Liquid ingredients: If available, use liquid measuring cups. These have a spout at the top to make pouring easier. Check the cup at eye level to ensure the liquid is at the same level as the measuring mark. If using dry measuring cups, fill the cup to the brim.
Semi-liquid ingredients: Yogurt, peanut butter and other "wet ingredients" should be scooped or spooned into a dry measuring cup. Level with a knife.
One cup of water weighs 240 grams.
One cup of milk weighs 240 grams.
One cup of butter weighs 227 grams.
One cup of rolled, uncooked oats weighs 81 grams.
One cup of uncooked rice weighs 195 grams. 1 cup of cooked rice weighs 158 grams.
One cup of all purpose flour is 125 grams. However, it is important to spoon the flour into the measuring cup rather than use the cup as a scoop. Also, make sure you don't pack it or you could end up with 50% more flour.

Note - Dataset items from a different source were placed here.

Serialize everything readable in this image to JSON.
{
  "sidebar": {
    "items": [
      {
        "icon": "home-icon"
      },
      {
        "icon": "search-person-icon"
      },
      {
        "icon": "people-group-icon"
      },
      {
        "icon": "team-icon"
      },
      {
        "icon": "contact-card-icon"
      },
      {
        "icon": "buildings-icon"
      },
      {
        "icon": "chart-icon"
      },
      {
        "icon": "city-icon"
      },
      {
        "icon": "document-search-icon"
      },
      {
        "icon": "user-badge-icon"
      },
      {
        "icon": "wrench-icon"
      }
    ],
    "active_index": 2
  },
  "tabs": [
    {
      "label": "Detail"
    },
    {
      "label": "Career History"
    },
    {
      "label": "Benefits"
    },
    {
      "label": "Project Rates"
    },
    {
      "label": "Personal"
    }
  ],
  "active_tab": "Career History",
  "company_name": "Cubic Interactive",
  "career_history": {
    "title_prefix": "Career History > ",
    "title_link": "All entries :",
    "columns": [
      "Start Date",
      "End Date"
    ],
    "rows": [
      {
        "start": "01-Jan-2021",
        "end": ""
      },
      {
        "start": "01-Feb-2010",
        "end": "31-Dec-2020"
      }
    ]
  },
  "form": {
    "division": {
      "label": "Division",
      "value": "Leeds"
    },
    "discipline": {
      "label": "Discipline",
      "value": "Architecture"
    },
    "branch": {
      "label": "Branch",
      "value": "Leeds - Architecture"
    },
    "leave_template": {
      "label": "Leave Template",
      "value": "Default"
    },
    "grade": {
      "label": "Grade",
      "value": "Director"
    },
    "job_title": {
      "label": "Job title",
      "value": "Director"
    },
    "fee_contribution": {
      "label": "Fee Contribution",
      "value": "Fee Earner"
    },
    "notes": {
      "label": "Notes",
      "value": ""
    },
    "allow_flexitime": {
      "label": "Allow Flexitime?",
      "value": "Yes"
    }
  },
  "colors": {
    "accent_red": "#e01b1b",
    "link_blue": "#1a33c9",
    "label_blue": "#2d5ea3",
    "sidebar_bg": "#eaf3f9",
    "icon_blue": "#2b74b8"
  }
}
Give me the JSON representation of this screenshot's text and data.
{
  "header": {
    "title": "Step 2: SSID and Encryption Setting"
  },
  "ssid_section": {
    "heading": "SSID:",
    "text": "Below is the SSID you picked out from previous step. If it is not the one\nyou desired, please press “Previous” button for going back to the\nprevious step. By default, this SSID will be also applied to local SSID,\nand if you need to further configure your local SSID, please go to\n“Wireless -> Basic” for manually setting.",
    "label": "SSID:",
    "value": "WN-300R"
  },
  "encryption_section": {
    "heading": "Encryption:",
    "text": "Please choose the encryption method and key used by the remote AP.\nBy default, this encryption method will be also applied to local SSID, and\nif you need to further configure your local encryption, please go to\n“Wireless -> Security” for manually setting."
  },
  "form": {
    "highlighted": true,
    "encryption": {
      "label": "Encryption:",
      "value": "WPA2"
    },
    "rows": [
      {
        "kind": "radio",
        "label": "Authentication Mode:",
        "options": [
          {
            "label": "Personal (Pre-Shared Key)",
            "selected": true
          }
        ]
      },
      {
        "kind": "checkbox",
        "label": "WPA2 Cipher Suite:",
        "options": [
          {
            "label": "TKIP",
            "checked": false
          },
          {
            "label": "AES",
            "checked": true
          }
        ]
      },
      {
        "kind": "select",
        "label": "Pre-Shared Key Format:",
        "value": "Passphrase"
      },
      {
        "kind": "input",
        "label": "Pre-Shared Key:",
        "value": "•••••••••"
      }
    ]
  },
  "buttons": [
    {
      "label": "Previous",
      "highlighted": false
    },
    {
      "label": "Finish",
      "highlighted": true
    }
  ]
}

Why Use Grams Instead Of Cups?
The issue with measuring cups is that you can get inconsistent amounts. This is not much of a problem when you are cooking dinner and adding twice as many vegetables.
In baking, however, precise amounts are essential. If you use too much flour, your cakes, bread or cookies are going to be dry.
If you are a keen cook or want to get serious about baking, we recommend measuring with kitchen scales and converting cups into grams.
However, here on Sugar Free Londoner, we always list grams alongside cups so everyone in the world can make our recipes.